Thanks to everyone who's left messages here over the last few days and to Ctel for the post over at Acid Ted. Sunday morning seems a long time ago now. I.T. went down to theatre at 9.20 on Monday morning and was in for five hours. The consultant said the cochlear implant was tricky to get into place due to I.T.'s 'abnormal cranium' (funny shaped skull in layman's terms), but after getting an x-ray last night he told us it was 'a perfect insertion'. A phrase you might want to consider using at some point. Maybe. He had a ridiculously big bandage on his head which only just lasted until this morning, and three courses of IV antibiotics during the night to protect his immune system (I.T.'s immune system has never fully recovered from chemo during his two bone marrow transplants in 2000). Anyway, we're home now with a bag full of medicines and a boy asking if his new ear is ready to be switched on. It won't be for a few weeks, so he must be wondering why he's had an operation at all.


Since writing that paragraph I've had to drive him back to the hospital. He'd pulled his dressing off when no-one was looking. We've been sent home with enough steri-strips to patch up an army.

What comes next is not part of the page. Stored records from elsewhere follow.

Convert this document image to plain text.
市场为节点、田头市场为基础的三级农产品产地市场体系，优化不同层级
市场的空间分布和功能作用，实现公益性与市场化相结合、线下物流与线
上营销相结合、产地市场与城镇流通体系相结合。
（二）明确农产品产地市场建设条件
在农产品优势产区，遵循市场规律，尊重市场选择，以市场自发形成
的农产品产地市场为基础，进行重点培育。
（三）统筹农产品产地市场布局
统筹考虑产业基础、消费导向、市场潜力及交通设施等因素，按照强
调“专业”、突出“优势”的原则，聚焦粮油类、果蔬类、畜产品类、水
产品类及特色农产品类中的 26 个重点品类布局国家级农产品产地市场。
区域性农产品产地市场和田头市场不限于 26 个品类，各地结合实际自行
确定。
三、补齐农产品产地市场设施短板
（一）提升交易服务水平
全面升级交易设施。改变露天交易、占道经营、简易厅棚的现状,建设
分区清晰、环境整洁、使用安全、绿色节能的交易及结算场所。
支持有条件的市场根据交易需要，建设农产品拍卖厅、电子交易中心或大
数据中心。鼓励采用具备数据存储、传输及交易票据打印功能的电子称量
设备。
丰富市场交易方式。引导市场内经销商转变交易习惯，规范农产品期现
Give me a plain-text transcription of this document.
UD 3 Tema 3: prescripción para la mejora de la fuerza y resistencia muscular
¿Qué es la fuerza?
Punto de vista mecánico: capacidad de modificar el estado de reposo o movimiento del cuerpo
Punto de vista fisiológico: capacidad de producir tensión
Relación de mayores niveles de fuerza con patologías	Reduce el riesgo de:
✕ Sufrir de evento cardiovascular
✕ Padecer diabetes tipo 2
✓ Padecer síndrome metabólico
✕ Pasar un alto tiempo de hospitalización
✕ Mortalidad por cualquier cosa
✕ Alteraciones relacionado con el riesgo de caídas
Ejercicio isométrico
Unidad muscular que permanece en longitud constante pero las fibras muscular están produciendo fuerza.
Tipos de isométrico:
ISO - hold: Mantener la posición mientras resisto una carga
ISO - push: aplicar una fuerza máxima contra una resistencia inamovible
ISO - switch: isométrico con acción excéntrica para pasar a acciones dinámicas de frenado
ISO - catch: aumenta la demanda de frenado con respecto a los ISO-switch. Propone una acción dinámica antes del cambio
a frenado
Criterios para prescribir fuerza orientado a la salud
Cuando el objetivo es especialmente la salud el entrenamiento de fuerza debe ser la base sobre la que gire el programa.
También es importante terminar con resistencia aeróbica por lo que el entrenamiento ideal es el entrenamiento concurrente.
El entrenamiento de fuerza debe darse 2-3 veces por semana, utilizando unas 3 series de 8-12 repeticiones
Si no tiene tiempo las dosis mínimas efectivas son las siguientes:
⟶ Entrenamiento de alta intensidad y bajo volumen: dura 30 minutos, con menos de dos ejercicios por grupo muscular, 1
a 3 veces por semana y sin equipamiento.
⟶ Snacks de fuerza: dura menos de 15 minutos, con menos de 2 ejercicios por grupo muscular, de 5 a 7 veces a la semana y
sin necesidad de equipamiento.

While blocking out the outside world this song came up on the mp3 player- Manchester by The Times (and thanks to Tedloaf for reminding me about it via the comment box recently after I posted their French language cover of Blue Monday last week). I may have been in a slightly emotional state but this track brought a tear to my eyes and a lump to my throat, with it's then zeitgeisty tribute to and celebration of Manchester in 1989-90. Twenty years on it sounds impossibly nostalgic, the lyrics coming across as nicely naive (or gauche even, is that the right word?). There are some other mixes of this song that couldn't sound more New Orderish if they came wrapped in tracing paper and added onto the end of Lowlife. At this exact moment in time, this is my favourite song.

The Times - Manchester (Radio Edit).mp3

Wednesday, 26 January 2011

Version Francoise


Ed Ball co-formed Television Personalities with Dan Treacy during the punk period, set about Bill Grundy, Part Time Punks, Syd Barratt amongst others and set up their own record label. Ball also formed The Times who released records regularly between 1980 and 1999. While finding a home at Creation in the 80s and 90s Ball found the time to record various (sometimes tongue-in-cheek) celebrations of acid house, drug culture and Manchester/London at the time. This is Lundi Bleu, his version of New Order's Blue Monday with Bernard Sumner's lyrics translated into French. It's a post-acid house, 8 minute monster which finds time to turn into Neil Young's After The Goldrush at the end. Very lovely and very of it's time. Art Dept IAMT, currently in Nuremburg, this one's for you.